Revista Poesia Sempre, ano 14, n.27 − China

Autor(es): 
Diversos autores

“A China é o tema central da Poesia Sempre. Dizer dos desafios e dificuldades dessa empreitada ocuparia um não pequeno número de páginas. Mas, se a descoberta de um vasto continente poético exigisse um diário de bordo, essas páginas seriam bem maiores que as de todas aquelas dificuldades. O poeta Gu Cheng disse que acena a seus ‘irmãos do outro lado do Atlântico’. E aqui o saudamos de volta. A janela é ampla. Saudamos nossos irmãos do Pacífico. Mesmo porque – como lembra Toynbee em seu Um estudo da história -, se Vasco da Gama se atrasasse um pouco mais e se a China estivesse bem mais decidida, talvez a nossa língua hoje tivesse algo da pronúncia de Beijing ou Shanghai.

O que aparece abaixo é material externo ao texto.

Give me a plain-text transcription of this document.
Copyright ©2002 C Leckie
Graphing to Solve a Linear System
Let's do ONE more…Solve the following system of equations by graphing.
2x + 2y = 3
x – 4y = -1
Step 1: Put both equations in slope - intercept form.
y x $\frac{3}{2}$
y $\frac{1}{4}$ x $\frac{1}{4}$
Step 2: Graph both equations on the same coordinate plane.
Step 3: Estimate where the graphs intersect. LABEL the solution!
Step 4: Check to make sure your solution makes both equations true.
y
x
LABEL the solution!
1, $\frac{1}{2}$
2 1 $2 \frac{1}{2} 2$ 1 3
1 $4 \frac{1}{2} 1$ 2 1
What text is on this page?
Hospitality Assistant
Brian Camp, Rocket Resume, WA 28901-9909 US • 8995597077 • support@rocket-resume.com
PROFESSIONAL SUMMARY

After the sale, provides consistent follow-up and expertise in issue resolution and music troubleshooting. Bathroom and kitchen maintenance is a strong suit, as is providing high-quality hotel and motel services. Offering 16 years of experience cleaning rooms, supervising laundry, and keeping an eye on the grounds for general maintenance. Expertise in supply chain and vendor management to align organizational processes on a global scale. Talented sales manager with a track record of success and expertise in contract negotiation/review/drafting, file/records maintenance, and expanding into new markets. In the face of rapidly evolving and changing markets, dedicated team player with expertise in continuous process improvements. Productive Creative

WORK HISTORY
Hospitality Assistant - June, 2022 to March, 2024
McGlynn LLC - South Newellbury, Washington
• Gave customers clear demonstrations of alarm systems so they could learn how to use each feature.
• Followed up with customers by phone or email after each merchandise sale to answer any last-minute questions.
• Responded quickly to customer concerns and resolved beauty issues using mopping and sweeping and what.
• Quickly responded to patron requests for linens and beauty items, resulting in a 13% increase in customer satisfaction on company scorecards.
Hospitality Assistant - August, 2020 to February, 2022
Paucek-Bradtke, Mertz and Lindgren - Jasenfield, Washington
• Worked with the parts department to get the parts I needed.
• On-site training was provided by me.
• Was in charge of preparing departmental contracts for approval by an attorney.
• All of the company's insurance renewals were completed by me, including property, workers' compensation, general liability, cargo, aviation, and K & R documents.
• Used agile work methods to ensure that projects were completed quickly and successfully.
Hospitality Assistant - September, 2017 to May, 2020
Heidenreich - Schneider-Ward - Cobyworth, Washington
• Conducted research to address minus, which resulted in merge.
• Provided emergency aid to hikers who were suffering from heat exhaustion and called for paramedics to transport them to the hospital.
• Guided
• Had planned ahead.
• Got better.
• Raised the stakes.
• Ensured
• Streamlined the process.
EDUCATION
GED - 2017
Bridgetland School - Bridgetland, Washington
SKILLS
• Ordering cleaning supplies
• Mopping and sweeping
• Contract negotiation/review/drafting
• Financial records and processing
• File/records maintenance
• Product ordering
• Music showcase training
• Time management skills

O artigo que inaugura a presente edição, ‘Esta é uma outra China’, de Claudia Pozzana e Alessandro Russo, analisa em amplitude e contundência a situação atual da poesia naquele país e os imensos desafios que a atravessam.

Claudia – titular da Universidade de Bolonha, poeta experimental, ensaísta e tradutora de renome – organizou para a Poesia Sempre uma antologia dos poetas chineses contemporâneos, dos quais se destacam Bei Dao, Mang Ke, Yang Lian, Gu Cheng, Shu Ting, Duo Duo, Meng Lang, Chen Dongdong, Mo Mo, Xi Chuan e Xiao Kaiyu.

A versão da poesia contemporânea foi repensada em português pelo poeta Marcos Silva, sob a orientação daquela mesma estudiosa, que se valeu dos livros Nuovi poeti cinesi e Speranza fredda, Einaudi, sendo o primeiro volume elaborado em parceria com Alessandro Russo, eminente sinólogo), além de inéditos e poemas editados pela revista In Forma di Parole. Trata-se de uma reunião de grande beleza que conta com nomes indicados para o Nobel, como é o caso de Yang Lian.

Visando sempre ao enriquecimento das experiências poéticas do mundo com as da cultura brasileira, a tradução dos poetas clássicos da China, assinada por Armindo Branco Mendes Cadaxa, é um motivo da alta expressão do diálogo, que se esboça. E que avança com Hu Xudong, ao verter para o chinês uma parte substancial de nossa moderna poesia. O poeta e professor da Universidade de Beijing aparece ainda em uma entrevista concedida ao ensaísta Henryk Sierwierski.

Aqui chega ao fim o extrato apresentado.